Genomic DNA is most often the “meat of the assay,” said Grady, cofounder and director of another large Fred Hutch screening initiative, BEACON (Biomarkers for Early Assessment, Cancer detection and Outcome Navigation).
But the biotech companies developing these tests — and there are at least 50 — each have their own proprietary assay.
“Details of MCD test methods and assays are not available to scientists,” he said. “But mitochondrial DNA is also a thing. There are millions of DNA methylation features and millions of sequence changes that can be used in these assays. They allow us to identify healthy versus tumor cell DNA.”
One important note: methylated DNA, he said, “is often how we know the cancer site of origin.”
What are the benefits?
The short answer, per Etzioni: “We do not yet know.”
“These exciting new screening technologies have the potential to revolutionize cancer screening,” Ramsey told the audience. “But they’re at a very early stage.
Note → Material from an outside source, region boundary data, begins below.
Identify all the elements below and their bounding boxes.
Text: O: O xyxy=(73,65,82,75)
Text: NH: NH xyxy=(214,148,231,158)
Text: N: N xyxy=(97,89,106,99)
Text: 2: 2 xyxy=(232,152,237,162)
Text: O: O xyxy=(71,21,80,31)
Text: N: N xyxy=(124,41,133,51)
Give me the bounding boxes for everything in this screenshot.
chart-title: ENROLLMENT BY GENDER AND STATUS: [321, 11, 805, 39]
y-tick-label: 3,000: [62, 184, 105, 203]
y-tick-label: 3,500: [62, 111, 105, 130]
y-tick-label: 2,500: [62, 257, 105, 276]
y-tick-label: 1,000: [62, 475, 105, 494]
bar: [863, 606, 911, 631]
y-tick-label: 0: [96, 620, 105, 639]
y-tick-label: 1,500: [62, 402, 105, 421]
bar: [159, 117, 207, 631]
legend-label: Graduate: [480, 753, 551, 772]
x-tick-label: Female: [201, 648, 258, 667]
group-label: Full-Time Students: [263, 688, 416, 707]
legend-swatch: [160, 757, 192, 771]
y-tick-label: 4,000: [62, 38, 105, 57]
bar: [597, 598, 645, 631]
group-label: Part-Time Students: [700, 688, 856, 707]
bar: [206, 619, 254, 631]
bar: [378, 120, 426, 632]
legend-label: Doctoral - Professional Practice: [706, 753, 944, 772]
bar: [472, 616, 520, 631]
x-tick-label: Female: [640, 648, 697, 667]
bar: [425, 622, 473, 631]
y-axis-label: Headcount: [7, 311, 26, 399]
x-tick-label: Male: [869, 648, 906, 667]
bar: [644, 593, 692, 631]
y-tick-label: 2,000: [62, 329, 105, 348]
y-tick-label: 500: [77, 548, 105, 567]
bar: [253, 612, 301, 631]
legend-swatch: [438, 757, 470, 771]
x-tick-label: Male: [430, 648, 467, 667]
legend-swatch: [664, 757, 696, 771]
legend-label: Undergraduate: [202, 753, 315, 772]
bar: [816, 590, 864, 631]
And it’s key for the general public to understand what MCDs are and what we know about how well they perform.”
Unfortunately, there’s not a lot of data on performance — or outcomes — right now.
“There’s a lot of hype and marketing from companies,” said Jane Lange, PhD, a biostatistician at Oregon Health and Sciences University. “But we have very little insight of clinical outcomes of MCD screening. Screening trials are key for determining the population impact.”
In addition to CSRN’s Vanguard study, the UK’s National Health Service is conducting a randomized trial of Grail’s Galleri test which looks for 50 different cancers. Grail has conducted studies in North America, as well, with its Pathfinder data published in The Lancet and Pathfinder 2 topline results released in June.
Some single-cancer blood-based assays, such as the FDA-approved blood-based test for colorectal cancer developed by Guardant Health and researched via clinical study by Fred Hutch’s Grady, have proven very effective.
A recent systematic review of MCDs, published in Annals of Internal Medicine, looked at 20 published studies on 19 different tests. Although MCDs were framed as “potentially transformative,” the authors concluded that at this time “no controlled studies are completed that report benefits of screening with MCDs tests” and that “evidence was judged insufficient to evaluate harms and accuracy.”
So, full information on the benefits and harms are still TBD.
But Fred Hutch’s Ziding Feng, PhD, another CRSN co-investigator, pointed to one obvious advantage.
“Early detection leads to less severe symptoms,” he said. “In some cancers, patients will have jaundice before the cancer is detected. But once they have jaundice, they can’t do chemotherapy. If you could give just four months of lead time, that’s a very good thing for the patients in terms of advanced symptoms because they can tolerate more aggressive treatment.”
Another big advantage: most MCD tests are aimed at finding cancers that have no screening alternative.
What are the harms?
Unfortunately, there are potential harms, just as with current screening methods. Those include false positives (someone being told they do have cancer when they don’t) and false negatives (someone being told they don’t have cancer when they do).
Or as Etzioni put it: “These tests may give a wrong answer.”
The likelihood of a wrong answer often depends on the tests’ sensitivity and specificity.
“If the test is very sensitive, it has a low false negative rate — most cancers will be detected,” said Rutter. “But if the test has lower sensitivity, it has a higher false negative rate and will miss a high fraction of cancers, so you can’t believe that negative test.”
Other harms identified by panelists: unnecessary and expensive diagnostic odysseys driven by false positives; delayed diagnoses due to false negatives; incidental findings that lead to unnecessary interventions; overdiagnoses of indolent cancers that don’t cause harm; higher upfront costs; increased demand on diagnostic services and potential inequities in access.
The sweet spot? Finding a test that minimizes false positive results while at the same time does not miss any cancers.